Today, Reuters published an article, “Lack of sleep may be deadly, research shows”.

Clearly lack of sleep leads to grumpiness. You must have had a bad night or two in your time? The French call a night where you can’t get to sleep a white night.

Getting enough sleep is important if you are going to adopt the slow lifestyle. A UK member of the International Institute of Not Doing Much (IINDM) who writes The Art of Tea has been struggling with how to arrange his life so he can stay longer in bed.

William Demnet, in his book, The Promise of Sleep, cited a study where Harvard graduates did better by sleeping more and studying less.

This makes a lot of sense to me. The mind needs time to process, to incubate input. But the fast-paced, rushed lifestyle thinks of sleep as an impediment. I blame the likes of Benjamin Franklin and Thomas Edison for this sort of ‘always on’ mentality.

I’ve been reading, How to be Idle, by Tom Hogkinson. He makes a compelling argument for staying in bed longer in the morning. In fact, I’ve been trying it out and I recommend it, too.

If you’re the sort of person that goes in for creativity, then allowing yourself to be in that early-morning hypnagogic state or even lucid dreaming will only help you listen to your muse.

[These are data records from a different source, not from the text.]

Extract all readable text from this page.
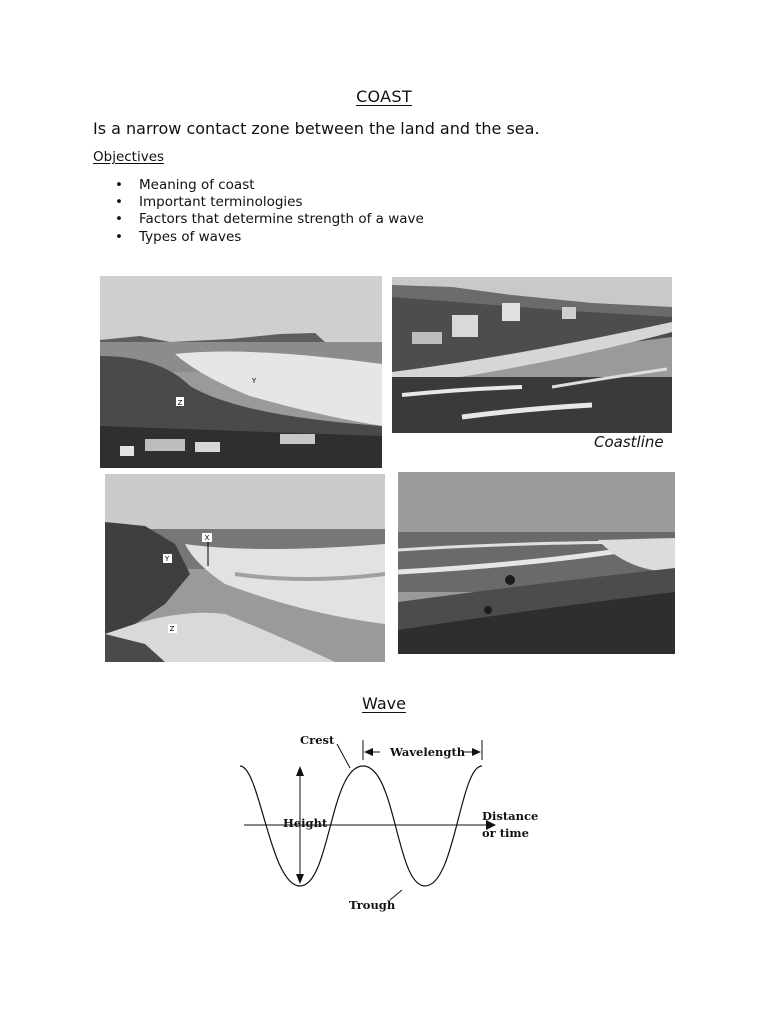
COAST
Is a narrow contact zone between the land and the sea.
Objectives
• Meaning of coast
• Important terminologies
• Factors that determine strength of a wave
• Types of waves
Z
Y
Coastline
X
Y
Z
Wave
Crest
Wavelength
Height	Distance
or time
Trough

Of course, if you’re cosmetically challenged, then remember what Sophia Loren said about sleep being a natural beauty treatment. Sleep more, get smarter.

More slow news

I just found this video review of SlowDownNow.org on the Business News Network website. Apparently this came out in January so it’s only fitting that a civilized amount of time has elapsed before my discovering it.

Slow Laughter

A good belly laugh is like getting an internal massage. Your whole body is engaged. No wonder we use the expression to ‘burst out laughing.’ There’s a build up of tension and then a release. The effect is relaxing.

Laughter is a movement. We talk about emotion (a somatic motion). Feelings cause our body to behave in some way. Or perhaps it’s the other way around, our bodies behave in a certain way and feeling comes from that. Yes, that’s how laughter clubs work.

That belly laugh is the big event. It’s being in the moment. When was the last time you laughed so much, tears were streaming down your face and your stomach muscles got a good work out?

There’ve been some studies (aren’t there always?) about how our frequency of laughing declines with age. Young children laugh often and with their whole bodies. But adults do a sort of fake titter. The whole body is no longer engaged.

Most adults tend to get overly rigid. I expect this has to be social conditioning. This isn’t that surprising because we value being in the head more than being in the body, what can you expect? In Victorian times laugher was unseemly. Are we experiencing and epidemic of somberness today? We can be serious without being somber. I know you know that, but I wanted to say it anyway.

I’m not sure what’s changing with me, but something is. I was out walking the other day and got to thinking of this and that, you know how you do.

All of a sudden an amusing thought occurred to me. And there it was— the spontaneous belly laugh. It just welled up. I felt great. I do know that I was walking slowly. Is it fair to say that laughter is the embodiment of joy, or of being alive?

When I was younger, I remember seeing Fawlty Towers for the first time. I laughed so hard and for so long at that.

Are you still able to spontaneously belly laugh? When does it occur?

Slow News

This morning the missus and I got up early and went for a walk in the woods. In the two hours we were out, we only came upon one other human being. It was quiet.

I’d been thinking about some business projects that require me to come up with new ideas. Walking in the quiet allows ideas to surface. One idea that I jumped on when I got home was to set up a creativity blog. This is only day one of ‘Creativity?’ And, in true slow style, I shall not rush to post on it. However, you may be interested in looking at Sir Ken Robinson’s video on the subject.

I’ll be keeping up the slow blog here.